Ülkemizin bağımsızlığı için en önemli sektörlerden birisi de savunma sektörü… Siz sektörün gelişimini nasıl değerlendiriyorsunuz?
Bana göre sürdürülebilirlik fevkalade önemli bir kavramdır. Türkiye güçlü bir ülke olacaksa 40 senedir savunduğumuz milli ve yerli teknoloji geliştirme kavramını benimsemesi gerekiyor. Aslında bu kavram Mustafa Kemal Atatürk’ten sonraki dönemlerden 1980’lerin başlarına kadar unutulmuş olan bir kavramdı. Yaşanan askeri darbeler ve ekonomik krizlerle Türkiye çok kırılgan ve adeta bir uydu ülke haline geldi.

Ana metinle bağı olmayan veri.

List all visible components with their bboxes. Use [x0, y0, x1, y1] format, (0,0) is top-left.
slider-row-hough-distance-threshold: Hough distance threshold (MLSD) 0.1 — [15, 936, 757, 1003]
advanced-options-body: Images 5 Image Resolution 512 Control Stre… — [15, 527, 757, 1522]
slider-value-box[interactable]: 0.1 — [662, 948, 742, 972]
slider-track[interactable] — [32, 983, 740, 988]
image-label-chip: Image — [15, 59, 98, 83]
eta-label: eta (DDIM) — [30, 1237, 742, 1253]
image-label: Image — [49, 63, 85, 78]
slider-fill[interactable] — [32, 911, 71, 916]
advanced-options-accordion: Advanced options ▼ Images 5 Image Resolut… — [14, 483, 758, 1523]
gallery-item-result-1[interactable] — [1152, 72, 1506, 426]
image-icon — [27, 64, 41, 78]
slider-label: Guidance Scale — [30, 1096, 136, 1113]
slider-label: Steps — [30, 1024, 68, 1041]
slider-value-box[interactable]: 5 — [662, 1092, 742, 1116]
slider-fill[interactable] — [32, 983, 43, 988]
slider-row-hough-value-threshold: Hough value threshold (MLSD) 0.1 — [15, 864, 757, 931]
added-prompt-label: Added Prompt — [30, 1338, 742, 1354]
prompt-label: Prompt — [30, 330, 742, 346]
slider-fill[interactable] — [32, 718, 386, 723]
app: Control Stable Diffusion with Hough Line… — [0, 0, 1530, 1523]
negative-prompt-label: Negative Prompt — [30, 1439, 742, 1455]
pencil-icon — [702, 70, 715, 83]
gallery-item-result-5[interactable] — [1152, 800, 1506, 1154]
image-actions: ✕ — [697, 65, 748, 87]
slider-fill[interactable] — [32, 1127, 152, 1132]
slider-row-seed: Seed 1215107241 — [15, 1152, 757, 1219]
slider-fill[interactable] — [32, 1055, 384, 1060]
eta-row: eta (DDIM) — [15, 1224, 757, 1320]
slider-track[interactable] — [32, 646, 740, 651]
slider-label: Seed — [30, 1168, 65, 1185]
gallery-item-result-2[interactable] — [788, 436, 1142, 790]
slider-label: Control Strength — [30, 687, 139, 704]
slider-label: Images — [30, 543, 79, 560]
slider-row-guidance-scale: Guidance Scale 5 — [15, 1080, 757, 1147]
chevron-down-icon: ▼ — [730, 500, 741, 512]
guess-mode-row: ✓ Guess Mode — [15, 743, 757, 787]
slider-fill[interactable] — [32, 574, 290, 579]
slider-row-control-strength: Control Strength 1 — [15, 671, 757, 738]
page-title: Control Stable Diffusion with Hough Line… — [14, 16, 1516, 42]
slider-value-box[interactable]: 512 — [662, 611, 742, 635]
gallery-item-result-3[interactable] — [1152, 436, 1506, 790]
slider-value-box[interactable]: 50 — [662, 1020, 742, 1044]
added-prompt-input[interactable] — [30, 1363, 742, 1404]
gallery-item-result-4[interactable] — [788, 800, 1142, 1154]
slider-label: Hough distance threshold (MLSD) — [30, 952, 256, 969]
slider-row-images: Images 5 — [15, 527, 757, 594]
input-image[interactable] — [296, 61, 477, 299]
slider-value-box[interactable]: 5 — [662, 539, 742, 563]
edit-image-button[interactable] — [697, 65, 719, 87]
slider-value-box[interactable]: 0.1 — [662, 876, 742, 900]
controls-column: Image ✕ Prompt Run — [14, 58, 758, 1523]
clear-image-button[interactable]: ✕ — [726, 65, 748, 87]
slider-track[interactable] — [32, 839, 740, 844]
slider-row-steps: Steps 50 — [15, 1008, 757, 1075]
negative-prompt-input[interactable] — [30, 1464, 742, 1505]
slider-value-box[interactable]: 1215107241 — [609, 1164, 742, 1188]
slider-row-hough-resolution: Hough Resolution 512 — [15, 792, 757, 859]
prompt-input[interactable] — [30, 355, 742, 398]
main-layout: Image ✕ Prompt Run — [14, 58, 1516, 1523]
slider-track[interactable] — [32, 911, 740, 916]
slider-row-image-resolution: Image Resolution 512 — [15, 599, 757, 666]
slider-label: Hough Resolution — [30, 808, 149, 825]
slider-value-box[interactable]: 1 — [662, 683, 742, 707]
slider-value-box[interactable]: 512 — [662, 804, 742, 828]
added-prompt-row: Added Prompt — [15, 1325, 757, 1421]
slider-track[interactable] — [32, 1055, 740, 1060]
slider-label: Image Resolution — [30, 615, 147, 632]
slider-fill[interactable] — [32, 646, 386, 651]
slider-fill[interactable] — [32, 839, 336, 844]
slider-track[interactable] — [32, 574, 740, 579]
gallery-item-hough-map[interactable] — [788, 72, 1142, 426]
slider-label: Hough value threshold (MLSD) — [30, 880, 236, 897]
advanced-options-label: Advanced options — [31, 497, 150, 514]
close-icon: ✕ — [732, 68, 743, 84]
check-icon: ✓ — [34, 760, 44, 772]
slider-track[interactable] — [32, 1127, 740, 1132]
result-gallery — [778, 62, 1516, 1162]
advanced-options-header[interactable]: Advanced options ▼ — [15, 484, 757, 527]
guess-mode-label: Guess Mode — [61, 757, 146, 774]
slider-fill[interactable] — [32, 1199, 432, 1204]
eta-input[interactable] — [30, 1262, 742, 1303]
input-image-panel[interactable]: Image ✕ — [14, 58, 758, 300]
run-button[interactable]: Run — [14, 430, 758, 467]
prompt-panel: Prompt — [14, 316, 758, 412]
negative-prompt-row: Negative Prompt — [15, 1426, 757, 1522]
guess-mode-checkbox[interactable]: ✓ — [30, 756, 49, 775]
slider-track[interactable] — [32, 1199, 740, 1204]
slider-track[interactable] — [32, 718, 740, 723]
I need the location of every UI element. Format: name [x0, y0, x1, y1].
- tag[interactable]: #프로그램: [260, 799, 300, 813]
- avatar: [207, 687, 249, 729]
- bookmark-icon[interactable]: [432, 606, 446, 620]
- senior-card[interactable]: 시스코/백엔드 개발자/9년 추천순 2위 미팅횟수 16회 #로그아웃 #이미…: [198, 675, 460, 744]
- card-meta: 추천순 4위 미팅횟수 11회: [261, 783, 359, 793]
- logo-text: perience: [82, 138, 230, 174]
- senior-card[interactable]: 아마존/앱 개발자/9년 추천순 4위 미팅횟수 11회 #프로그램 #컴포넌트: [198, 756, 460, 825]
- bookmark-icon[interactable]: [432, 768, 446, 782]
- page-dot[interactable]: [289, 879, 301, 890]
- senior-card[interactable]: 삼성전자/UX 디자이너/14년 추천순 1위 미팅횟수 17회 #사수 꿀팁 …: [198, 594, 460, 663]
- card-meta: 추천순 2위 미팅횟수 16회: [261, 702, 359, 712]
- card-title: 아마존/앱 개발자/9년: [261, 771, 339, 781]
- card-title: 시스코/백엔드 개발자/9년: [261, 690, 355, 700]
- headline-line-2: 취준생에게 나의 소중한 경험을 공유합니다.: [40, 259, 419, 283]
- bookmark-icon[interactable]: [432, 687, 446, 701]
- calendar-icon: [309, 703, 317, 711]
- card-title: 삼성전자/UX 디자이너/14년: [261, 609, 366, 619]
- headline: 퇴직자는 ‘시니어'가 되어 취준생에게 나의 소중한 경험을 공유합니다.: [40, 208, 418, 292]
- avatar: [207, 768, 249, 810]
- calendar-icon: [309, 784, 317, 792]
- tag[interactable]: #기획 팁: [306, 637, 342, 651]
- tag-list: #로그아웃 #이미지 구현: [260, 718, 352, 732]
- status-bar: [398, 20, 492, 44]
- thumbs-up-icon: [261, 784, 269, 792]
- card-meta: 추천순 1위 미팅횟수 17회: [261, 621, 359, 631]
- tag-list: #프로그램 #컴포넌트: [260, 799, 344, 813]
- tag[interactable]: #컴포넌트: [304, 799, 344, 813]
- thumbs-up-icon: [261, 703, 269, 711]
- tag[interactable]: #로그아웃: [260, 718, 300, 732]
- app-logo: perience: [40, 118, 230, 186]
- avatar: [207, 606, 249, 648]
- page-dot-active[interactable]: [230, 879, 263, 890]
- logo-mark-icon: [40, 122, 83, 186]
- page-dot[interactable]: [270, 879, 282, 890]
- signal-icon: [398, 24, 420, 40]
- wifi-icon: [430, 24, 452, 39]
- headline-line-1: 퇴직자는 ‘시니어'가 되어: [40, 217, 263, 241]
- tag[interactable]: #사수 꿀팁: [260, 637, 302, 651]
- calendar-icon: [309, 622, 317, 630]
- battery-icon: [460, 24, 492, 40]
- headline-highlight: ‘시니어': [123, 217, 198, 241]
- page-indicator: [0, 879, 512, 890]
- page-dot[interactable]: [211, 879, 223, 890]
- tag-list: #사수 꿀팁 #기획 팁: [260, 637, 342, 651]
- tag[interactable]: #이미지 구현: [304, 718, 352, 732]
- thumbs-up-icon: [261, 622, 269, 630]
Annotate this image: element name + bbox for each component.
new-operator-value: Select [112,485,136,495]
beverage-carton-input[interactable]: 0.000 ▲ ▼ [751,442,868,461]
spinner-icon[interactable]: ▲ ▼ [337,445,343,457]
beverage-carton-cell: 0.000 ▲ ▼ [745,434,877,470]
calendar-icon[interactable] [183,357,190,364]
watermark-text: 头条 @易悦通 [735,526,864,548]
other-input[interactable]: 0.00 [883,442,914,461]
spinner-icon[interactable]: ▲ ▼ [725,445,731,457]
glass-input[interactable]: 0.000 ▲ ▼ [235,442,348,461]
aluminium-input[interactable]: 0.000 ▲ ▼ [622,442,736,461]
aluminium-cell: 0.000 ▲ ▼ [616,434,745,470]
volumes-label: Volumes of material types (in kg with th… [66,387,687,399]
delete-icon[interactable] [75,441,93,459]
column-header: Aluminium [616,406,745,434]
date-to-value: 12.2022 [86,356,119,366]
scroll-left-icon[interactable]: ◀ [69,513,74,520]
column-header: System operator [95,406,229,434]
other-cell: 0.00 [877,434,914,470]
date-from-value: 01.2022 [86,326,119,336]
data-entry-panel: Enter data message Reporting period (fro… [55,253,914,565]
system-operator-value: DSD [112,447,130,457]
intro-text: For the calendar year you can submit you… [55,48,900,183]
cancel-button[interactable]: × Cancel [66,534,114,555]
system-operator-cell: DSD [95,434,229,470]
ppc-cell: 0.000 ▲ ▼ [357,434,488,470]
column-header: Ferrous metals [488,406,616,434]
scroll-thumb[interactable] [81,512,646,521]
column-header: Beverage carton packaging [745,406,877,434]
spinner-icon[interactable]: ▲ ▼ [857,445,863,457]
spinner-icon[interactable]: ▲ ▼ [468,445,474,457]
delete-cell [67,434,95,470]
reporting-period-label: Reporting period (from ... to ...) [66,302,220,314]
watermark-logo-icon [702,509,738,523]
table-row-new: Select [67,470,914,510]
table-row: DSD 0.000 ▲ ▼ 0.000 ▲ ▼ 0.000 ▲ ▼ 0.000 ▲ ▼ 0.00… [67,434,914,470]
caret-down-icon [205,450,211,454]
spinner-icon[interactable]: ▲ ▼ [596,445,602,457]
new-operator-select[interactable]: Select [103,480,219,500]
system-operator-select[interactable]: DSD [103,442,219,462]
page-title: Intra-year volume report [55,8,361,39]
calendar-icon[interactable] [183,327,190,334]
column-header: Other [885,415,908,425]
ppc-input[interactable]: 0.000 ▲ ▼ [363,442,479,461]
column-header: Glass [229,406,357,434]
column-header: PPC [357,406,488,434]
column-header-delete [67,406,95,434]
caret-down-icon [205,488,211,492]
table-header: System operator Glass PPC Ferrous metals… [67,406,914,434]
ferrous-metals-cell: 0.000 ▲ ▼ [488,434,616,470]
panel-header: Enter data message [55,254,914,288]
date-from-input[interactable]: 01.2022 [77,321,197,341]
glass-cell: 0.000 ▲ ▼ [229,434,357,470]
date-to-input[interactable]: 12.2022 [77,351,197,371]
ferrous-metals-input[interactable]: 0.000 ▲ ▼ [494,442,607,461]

Bunun temel sebebi millilik ve yerlilik kavramının yok olmasından, yurt dışına iktisaden ve askeri olarak fevkalede bağlı olmaktan kaynaklanıyor. Bu anlamda memleketin en hayırlı dönemeçlerinden birisi Kıbrıs Barış Harekatı olmuştur. Harekattan sonra Türkiye Cumhuriyetine uygulanan ambargolar savunma sanayisinin gelişiminde tetikleyici oldu. O ambargolardan sonradır ki savunma sanayi gelişti; Aselsan, Havelsan, Roketsan, Tusaş kuruldu. Kayseri’deki uçak fabrikasından sonra Ankara’da F 16 projesi başladı. Biz genç mühendisler olarak F 16 projesinde Hava Kuvvetleri ile beraber çalışmaya başladık. Savronik’in kuruluşu da o dönemdedir. Savronik’i kurarken, beraberinde STM’yi de kurduk. Devletin bu kuruluşları yaşatması lazım. Ben üniversitede bir akademisyenim neticede. Rahmetli Başbakanımız Turgut Özal’ın emriyle şirketi kurduk. Savunma sektörünü özelleştirdik. İyi ki de özelleştirmişiz, iyi ki de bu atılımları yapmış olduk. Sonuçta savunma sektörünün güçlenmesini ben olumlu görüyorum. Çünkü savunma sektöründe yapmış olduğumuz birçok projeyi sonunda ekonomik hayata da taşıyabiliyoruz. Uzay, malzeme ve elektronik teknolojilerinin ilk hayat bulduğu yer savunma sektörüdür. Çünkü devletler toplamış olduğu vergilerle bu teknolojileri yapan insanlara kaynak verir. Onlar da bu keşifleri yapar, altyapıları geliştirir, ürünleri ve prototipleri geliştirerek askeri alanda, güvenlik sektöründe kullanırlar. Orada yerleşen ürünler maliyetleri düşünce günlük hayata girer.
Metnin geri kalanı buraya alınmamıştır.